If the cost curve keeps moving the way it has, the COGS pressure on AI products eases over time. The hybrid envelope might be a 2025-2028 artifact rather than a permanent equilibrium.

The counter to the counter: at the frontier ceiling, prices reversed up in 2026. GPT-5.5 costs $5 per million input tokens and $30 per million output, roughly double GPT-5.4's $2.50/$15 and four times GPT-5's launch pricing. The 90% inference price drop story is alive at the commodity tail. The frontier products customers actually want to ship have moved the other way.

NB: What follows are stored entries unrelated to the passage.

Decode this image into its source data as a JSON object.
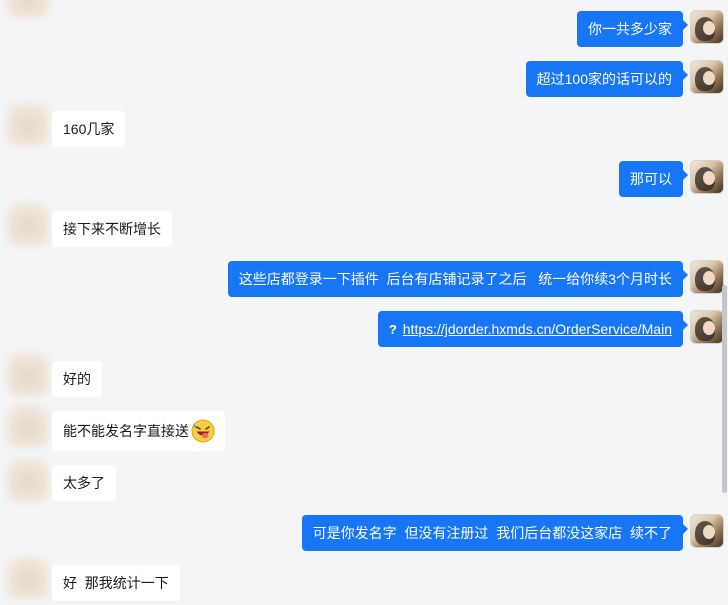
{
  "messages": [
    {
      "id": "m1",
      "side": "self",
      "text": "你一共多少家"
    },
    {
      "id": "m2",
      "side": "self",
      "text": "超过100家的话可以的"
    },
    {
      "id": "m3",
      "side": "other",
      "text": "160几家"
    },
    {
      "id": "m4",
      "side": "self",
      "text": "那可以"
    },
    {
      "id": "m5",
      "side": "other",
      "text": "接下来不断增长"
    },
    {
      "id": "m6",
      "side": "self",
      "text": "这些店都登录一下插件  后台有店铺记录了之后   统一给你续3个月时长"
    },
    {
      "id": "m7",
      "side": "self",
      "type": "link",
      "icon": "?",
      "url": "https://jdorder.hxmds.cn/OrderService/Main"
    },
    {
      "id": "m8",
      "side": "other",
      "text": "好的"
    },
    {
      "id": "m9",
      "side": "other",
      "text": "能不能发名字直接送",
      "emoji": "laughing-tongue-emoji"
    },
    {
      "id": "m10",
      "side": "other",
      "text": "太多了"
    },
    {
      "id": "m11",
      "side": "self",
      "text": "可是你发名字  但没有注册过  我们后台都没这家店  续不了"
    },
    {
      "id": "m12",
      "side": "other",
      "text": "好  那我统计一下"
    }
  ],
  "colors": {
    "background": "#f4f5f7",
    "self_bubble": "#1676f5",
    "other_bubble": "#ffffff",
    "self_text": "#ffffff",
    "other_text": "#1a1a1a"
  }
}
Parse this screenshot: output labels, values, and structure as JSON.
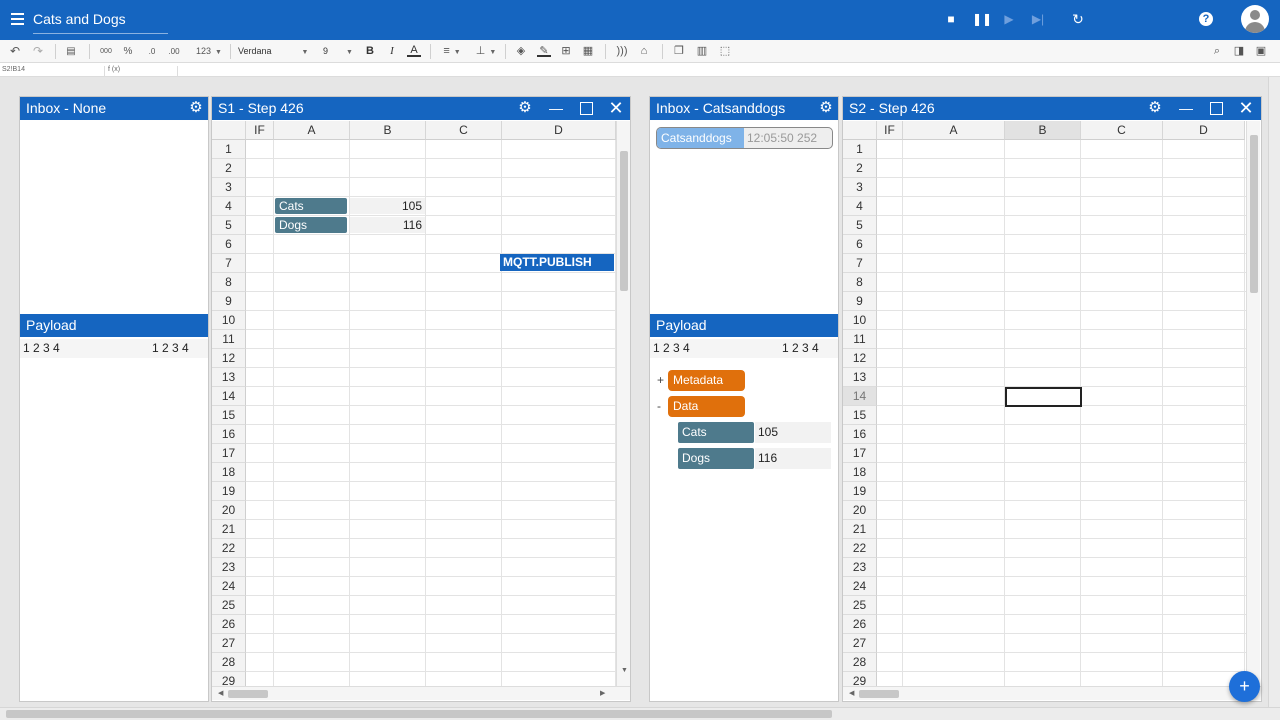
{
  "header": {
    "title": "Cats and Dogs",
    "icons": {
      "menu": "hamburger-icon",
      "stop": "stop-icon",
      "pause": "pause-icon",
      "play": "play-icon",
      "step": "skip-icon",
      "reload": "reload-icon",
      "help": "help-icon",
      "account": "account-icon"
    }
  },
  "toolbar": {
    "format_123": "123",
    "font": "Verdana",
    "size": "9",
    "bold": "B",
    "italic": "I",
    "textcolor": "A",
    "thousands": "000",
    "percent": "%"
  },
  "formula_bar": {
    "cell_ref": "S2!B14",
    "fx": "f (x)"
  },
  "left_inbox": {
    "title": "Inbox - None",
    "payload_title": "Payload",
    "payload_cols_left": "1 2 3 4",
    "payload_cols_right": "1 2 3 4"
  },
  "sheet1": {
    "title": "S1 - Step 426",
    "columns": [
      "IF",
      "A",
      "B",
      "C",
      "D"
    ],
    "rows": [
      "1",
      "2",
      "3",
      "4",
      "5",
      "6",
      "7",
      "8",
      "9",
      "10",
      "11",
      "12",
      "13",
      "14",
      "15",
      "16",
      "17",
      "18",
      "19",
      "20",
      "21",
      "22",
      "23",
      "24",
      "25",
      "26",
      "27",
      "28",
      "29"
    ],
    "cells": {
      "a4": "Cats",
      "b4": "105",
      "a5": "Dogs",
      "b5": "116",
      "d7": "MQTT.PUBLISH"
    }
  },
  "right_inbox": {
    "title": "Inbox - Catsanddogs",
    "item_label": "Catsanddogs",
    "item_time": "12:05:50 252",
    "payload_title": "Payload",
    "payload_cols_left": "1 2 3 4",
    "payload_cols_right": "1 2 3 4",
    "tree": {
      "metadata_toggle": "+",
      "metadata": "Metadata",
      "data_toggle": "-",
      "data": "Data",
      "entries": [
        {
          "key": "Cats",
          "value": "105"
        },
        {
          "key": "Dogs",
          "value": "116"
        }
      ]
    }
  },
  "sheet2": {
    "title": "S2 - Step 426",
    "columns": [
      "IF",
      "A",
      "B",
      "C",
      "D"
    ],
    "rows": [
      "1",
      "2",
      "3",
      "4",
      "5",
      "6",
      "7",
      "8",
      "9",
      "10",
      "11",
      "12",
      "13",
      "14",
      "15",
      "16",
      "17",
      "18",
      "19",
      "20",
      "21",
      "22",
      "23",
      "24",
      "25",
      "26",
      "27",
      "28",
      "29"
    ]
  },
  "fab_label": "+"
}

Until the curves cross, the unit-economics problem is real, and the hybrid envelope is the right response.

For Builders

Three things I check before letting a pricing meeting end.

Model the COGS curve, not the average. Per-seat pricing fails because the long-tail user, not the median user, breaks the unit economics. Plot p50, p90, and p99 usage per seat before you commit to a flat price. If your p99 cost exceeds your list price, build for the floor: cap the heavy users with rate limits, or move them to a higher tier, or move the whole product to hybrid.

Define the outcome before you sell the outcome. Per-resolution pricing only works when both sides agree, in advance and in writing, on what counts. Salesforce shipped Agentforce at $2 per conversation and discovered too late that "conversation" was contested. Build the definition into the contract, with measurement that produces a number both sides can audit.

Floor plus overage beats either alone. Pure per-seat dies on heavy users. Pure per-token dies on procurement. The hybrid envelope absorbs both failure modes. Most 2026 AI pricing changes are some variant of this.

Closing

Per-seat pricing assumed marginal cost was bounded and predictable. AI made it unbounded and bursty.

The cheapest model for the buyer is the most expensive for the vendor. The cheapest model for the vendor is unsellable to the buyer. The hybrid envelope is where both sides survive a model upgrade.

Price the floor. Meter the overage. Define the outcome.